In Zintan, in western Libyan, an MSF team has been supporting the hospital, managing the influx of wounded—more than 120 were admitted in the last month—following fighting in the Nafusa Mountain region. MSF has also been providing training, medical equipment, and medicines to the hospital.

On May 27, the MSF team was forced to evacuate following repeated shelling; several rockets landed only meters away from the hospital. A scaled-down, two-person team returned to Zintan on June 4 to assess the situation and resume medical activities. The environment remains highly precarious, however; shelling continues in and around the city. Patients admitted to the hospital are currently being referred to medical facilities in Tunisia or the nearby Libyan city of Jadu.

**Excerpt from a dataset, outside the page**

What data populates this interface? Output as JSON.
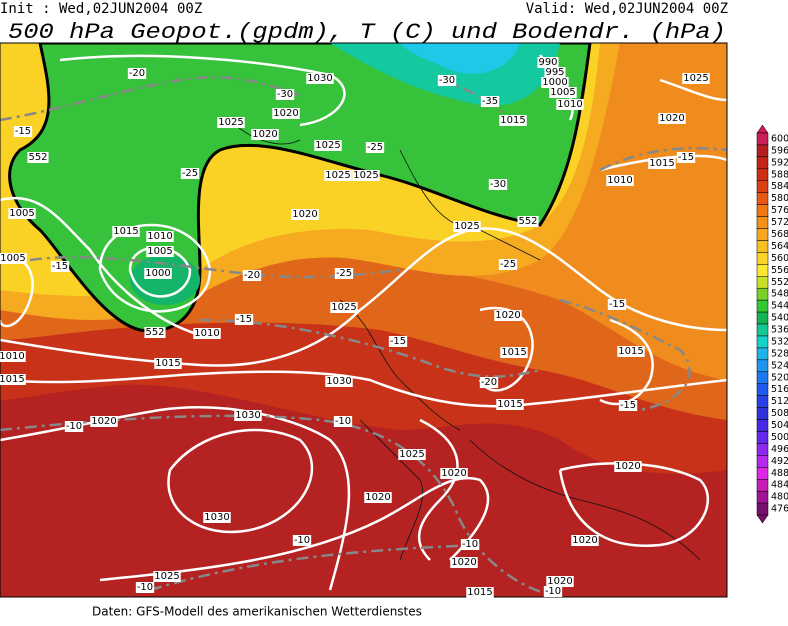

Psychological, Maternal, and Pediatric Care in Benghazi

In the former battleground of Benghazi, MSF focuses on mental health care for women and children as well as medical staff who were working when fighting took place in the city. An MSF psychologist is training Libyan psychologists to screen patients with trauma or trauma-related syndromes, especially depression.

MSF is also providing support to the central pharmacy in the procurement of drugs, although less support is needed now as more international organizations are present in the city.

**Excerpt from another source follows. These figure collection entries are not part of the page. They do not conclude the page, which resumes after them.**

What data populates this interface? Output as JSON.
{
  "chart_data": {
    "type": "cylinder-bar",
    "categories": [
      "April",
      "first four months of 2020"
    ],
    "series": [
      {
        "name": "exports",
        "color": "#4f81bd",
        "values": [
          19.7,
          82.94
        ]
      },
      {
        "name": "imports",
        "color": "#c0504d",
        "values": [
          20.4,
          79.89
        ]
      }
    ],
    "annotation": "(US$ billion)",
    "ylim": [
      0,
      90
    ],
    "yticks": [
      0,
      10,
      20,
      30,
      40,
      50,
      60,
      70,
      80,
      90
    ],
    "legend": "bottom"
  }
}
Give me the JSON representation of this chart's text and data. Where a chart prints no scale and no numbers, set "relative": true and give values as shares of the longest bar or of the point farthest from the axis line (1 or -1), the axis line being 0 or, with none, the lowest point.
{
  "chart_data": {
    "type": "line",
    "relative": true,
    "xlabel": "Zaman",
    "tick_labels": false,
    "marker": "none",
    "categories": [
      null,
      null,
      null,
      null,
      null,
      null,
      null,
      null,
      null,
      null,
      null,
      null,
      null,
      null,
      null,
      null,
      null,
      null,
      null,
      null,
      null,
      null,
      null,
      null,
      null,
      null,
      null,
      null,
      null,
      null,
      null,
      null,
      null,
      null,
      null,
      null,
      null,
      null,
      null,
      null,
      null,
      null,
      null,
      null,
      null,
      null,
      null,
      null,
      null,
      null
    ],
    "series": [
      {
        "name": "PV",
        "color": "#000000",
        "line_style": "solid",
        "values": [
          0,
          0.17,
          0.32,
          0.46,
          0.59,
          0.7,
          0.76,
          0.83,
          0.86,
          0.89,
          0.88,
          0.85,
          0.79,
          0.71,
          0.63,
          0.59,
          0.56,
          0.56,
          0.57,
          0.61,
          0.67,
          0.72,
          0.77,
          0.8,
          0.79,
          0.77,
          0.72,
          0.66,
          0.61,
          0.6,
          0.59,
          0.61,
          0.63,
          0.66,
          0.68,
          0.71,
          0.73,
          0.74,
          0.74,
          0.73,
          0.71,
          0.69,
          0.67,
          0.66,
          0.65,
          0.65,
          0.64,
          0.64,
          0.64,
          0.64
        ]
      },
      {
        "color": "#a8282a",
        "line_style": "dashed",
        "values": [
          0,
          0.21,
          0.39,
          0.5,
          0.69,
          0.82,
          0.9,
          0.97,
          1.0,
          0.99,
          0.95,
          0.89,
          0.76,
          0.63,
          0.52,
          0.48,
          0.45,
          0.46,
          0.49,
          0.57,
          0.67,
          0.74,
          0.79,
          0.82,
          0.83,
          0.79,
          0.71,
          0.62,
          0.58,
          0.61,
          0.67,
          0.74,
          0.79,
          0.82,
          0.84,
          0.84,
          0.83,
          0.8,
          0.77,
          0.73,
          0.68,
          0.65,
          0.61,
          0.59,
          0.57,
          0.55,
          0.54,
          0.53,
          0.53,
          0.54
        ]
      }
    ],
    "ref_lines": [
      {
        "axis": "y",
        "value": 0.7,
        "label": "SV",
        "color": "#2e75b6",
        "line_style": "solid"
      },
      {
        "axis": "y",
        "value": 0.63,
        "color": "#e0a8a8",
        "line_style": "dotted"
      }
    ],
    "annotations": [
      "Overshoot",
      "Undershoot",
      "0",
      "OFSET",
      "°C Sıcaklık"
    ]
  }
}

MSF also supports gynecological and antenatal care in three sites between Benghazi and the town of Ajdabiya.

Refugees Fleeing to Tunisia and Italy

Thousands of Libyan families have fled the Nafusa Mountain region and made their way over the Tunisian border. Between early April and the beginning of June, more than 60,000 Libyans fled the conflict and sought refuge along the Tunisia-Libya border.

MSF is supporting local health infrastructures to cope with the growing medical needs. MSF has also set up mobile clinics in refugee camps in the areas of Remada and Dehibat, providing medical care and mental healthcare to the refugee population. The situation in Dehibat is tense, with fighting and shelling from across the border continuing.

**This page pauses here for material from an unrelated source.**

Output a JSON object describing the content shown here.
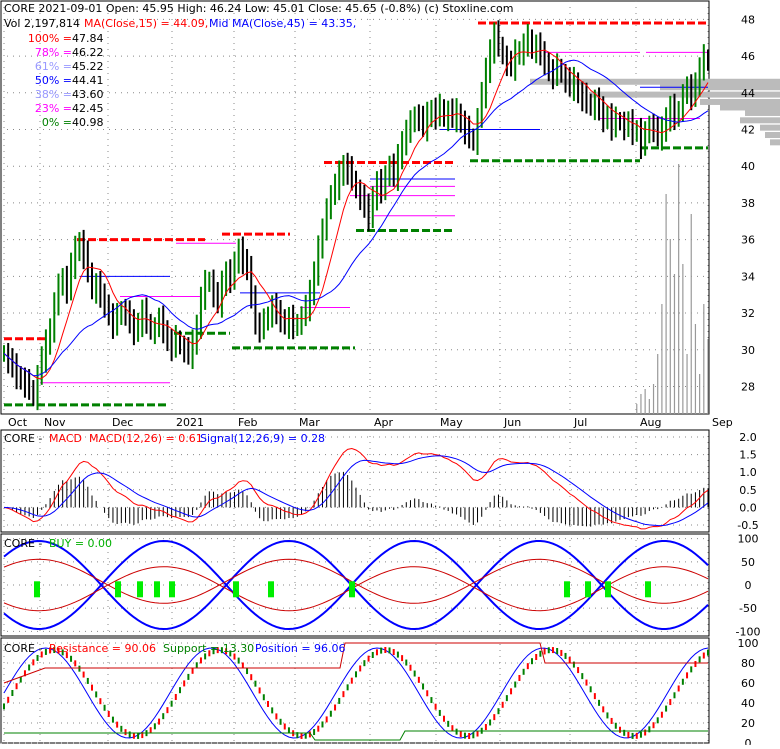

Since early March, MSF has been running a mental health program in the Ras Adjir transit camps at the northern edge of Tunisia-Libya border, where nearly 4,000 people—mainly sub-Saharan Africans who witnessed or directly experienced violence in the course of their escape from Libya—are stranded, unable be repatriated due to the situation in their country of origin.

In Shousha, the largest camp, tensions have risen as the situation has grown more and more protracted. At the end of May, four refugees died when a fire spread through the camp. This was followed by violent demonstrations against the poor living conditions in the camp. At least two people were killed, many more were injured, and two-thirds of the camp was burnt down. The day after the incidents, MSF distributed food, water, and non-food items to approximately 4,000 people, and provided medical and mental health care as well.

While the situation in the camp has returned to normal, a climate of fear and mistrust reigns; many have reportedly crossed the border back to Libya, risking their lives again in search of a future. Since the end May, MSF has also been providing primary health care to the Shousha camp’s population. A number of refugees have presented with injuries linked to the recent violent events, while other complaints have been linked to the poor living conditions and overcrowding inside the camp.

On the Italian island of Lampedusa, MSF looks after the triage of patients upon their arrival and provides medical follow-ups in the island’s detention and reception centers. From February through May, MSF assisted almost 12,000 people in Lampedusa who fled the conflict in Libya. MSF also provides mental health support in a reception center in Mineo, in Sicily, where about 3,500 migrants of various nationalities have been transferred since March. In addition, MSF has taken on the role of evaluating the migrants’ living conditions and access to care in detention centers in mainland Italy.